A feature common to all imaging techniques is the need to produce contrast, and in fact the success of some of the most modern techniques relies on ingenious ways in which structures can be induced to reveal themselves. Of course, an important characteristic of any imaging modality is the achievable spatial resolution, and here a diverse range of methodologies exist that cover resolutions from the nano to the macro length scales. To visualize cellular molecular components and substructures requires in particular imaging techniques capable of reaching nanoscale spatial resolutions. Such nanoimaging techniques are therefore the focus of this volume.
Chapters in the current volume are divided into four parts and include specialized techniques in the areas of light, electron, and scanning probe microscopy (Parts 1, 2 and 3, respectively), as well as methodologies employing combinatorial and complementary imaging approaches (Part 4). Nanoimaging of biological samples involves precise logistical considerations that are more acute than for conventional imaging, such as illumination timing and intensity, signal information sampling, specimen preparation and labeling, to list a few. Given the added complexity of imaging biological specimens on the nanometer scale, we hope that the chapters comprising this volume provide valuable information from successful application of a broad range of important imaging methods for the nanoscale visualization of biological structures.

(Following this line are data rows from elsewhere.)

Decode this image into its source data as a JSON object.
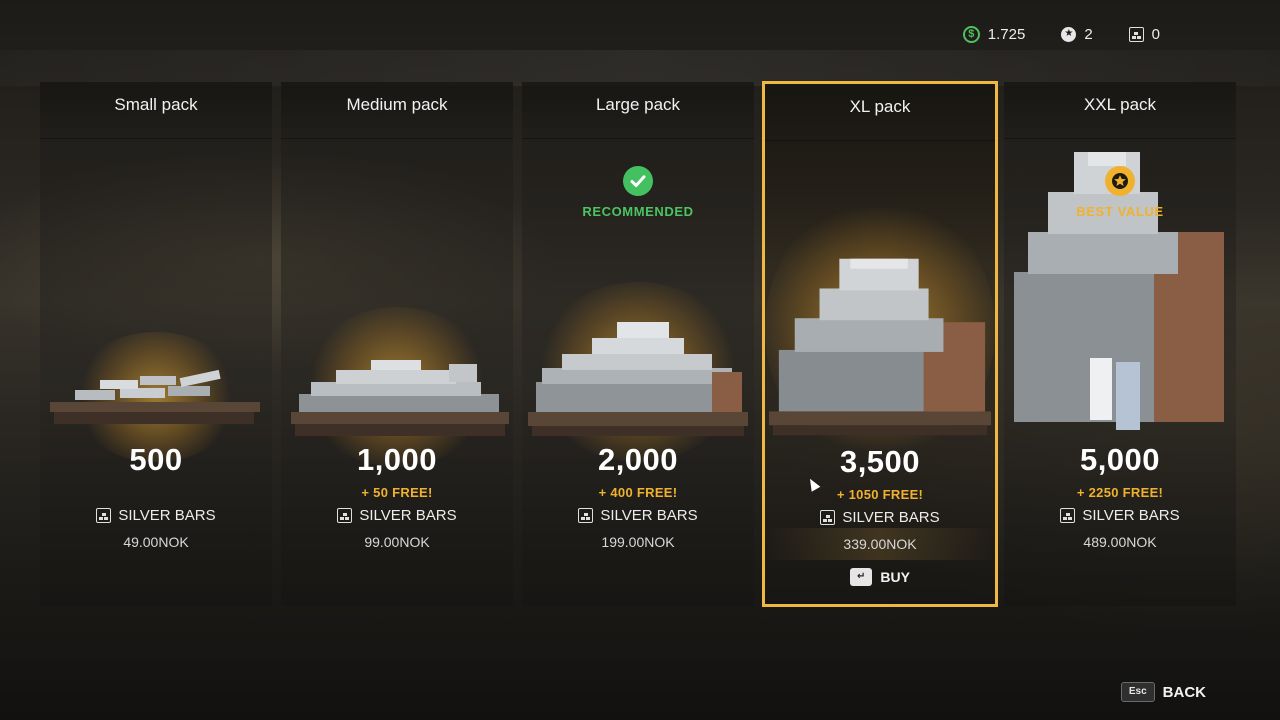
{
  "currencies": {
    "money": {
      "icon": "dollar-icon",
      "value": "1.725",
      "color": "#4ec060"
    },
    "points": {
      "icon": "star-coin-icon",
      "value": "2"
    },
    "silver_bars": {
      "icon": "silver-bars-icon",
      "value": "0"
    }
  },
  "packs": [
    {
      "title": "Small pack",
      "amount": "500",
      "bonus": "",
      "currency_label": "SILVER BARS",
      "price": "49.00NOK",
      "badge": null,
      "selected": false
    },
    {
      "title": "Medium pack",
      "amount": "1,000",
      "bonus": "+ 50 FREE!",
      "currency_label": "SILVER BARS",
      "price": "99.00NOK",
      "badge": null,
      "selected": false
    },
    {
      "title": "Large pack",
      "amount": "2,000",
      "bonus": "+ 400 FREE!",
      "currency_label": "SILVER BARS",
      "price": "199.00NOK",
      "badge": {
        "label": "RECOMMENDED",
        "icon": "checkmark-icon",
        "color": "#43c160"
      },
      "selected": false
    },
    {
      "title": "XL pack",
      "amount": "3,500",
      "bonus": "+ 1050 FREE!",
      "currency_label": "SILVER BARS",
      "price": "339.00NOK",
      "badge": null,
      "selected": true
    },
    {
      "title": "XXL pack",
      "amount": "5,000",
      "bonus": "+ 2250 FREE!",
      "currency_label": "SILVER BARS",
      "price": "489.00NOK",
      "badge": {
        "label": "BEST VALUE",
        "icon": "star-badge-icon",
        "color": "#f0b22e"
      },
      "selected": false
    }
  ],
  "buy": {
    "key": "↵",
    "label": "BUY"
  },
  "back": {
    "key": "Esc",
    "label": "BACK"
  },
  "colors": {
    "selected_border": "#f0b840",
    "bonus": "#f0b22e",
    "recommended": "#43c160"
  }
}
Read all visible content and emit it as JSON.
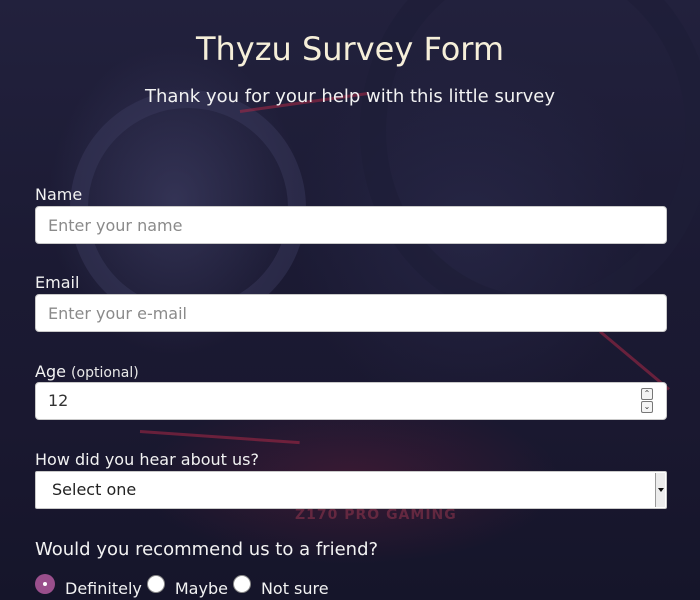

2 Part 1: Light Microscopy
Light microscopy is invaluable to biologists, but its application to resolving molecular details is limited by the physical properties of light, principally the diffraction of light upon passing through a fixed aperture. Diffraction of light results in the blurring of a point object in the image and is dependent on the wavelength of light and the numerical aperture of the collecting lens. The expanded observed intensity profile of the point is known as the point spread function, with the actual object located at the center of the intensity profile. The dimensions of the point spread function are larger than the physical size of the individual molecular components within the specimen. To truly image specimen molecular details, the diffraction barrier needs to be surpassed. A collection of super-resolution optical imaging methods have been able to attain resolutions beyond the diffraction limit by employing sophisticated, and elegant, illumination parameters, optical configurations, or fluorophores with unique biophysical properties. A number of methods exploit nonlinearity in the reflected light from the specimen and often employ a timing mechanism to achieve the improved resolution.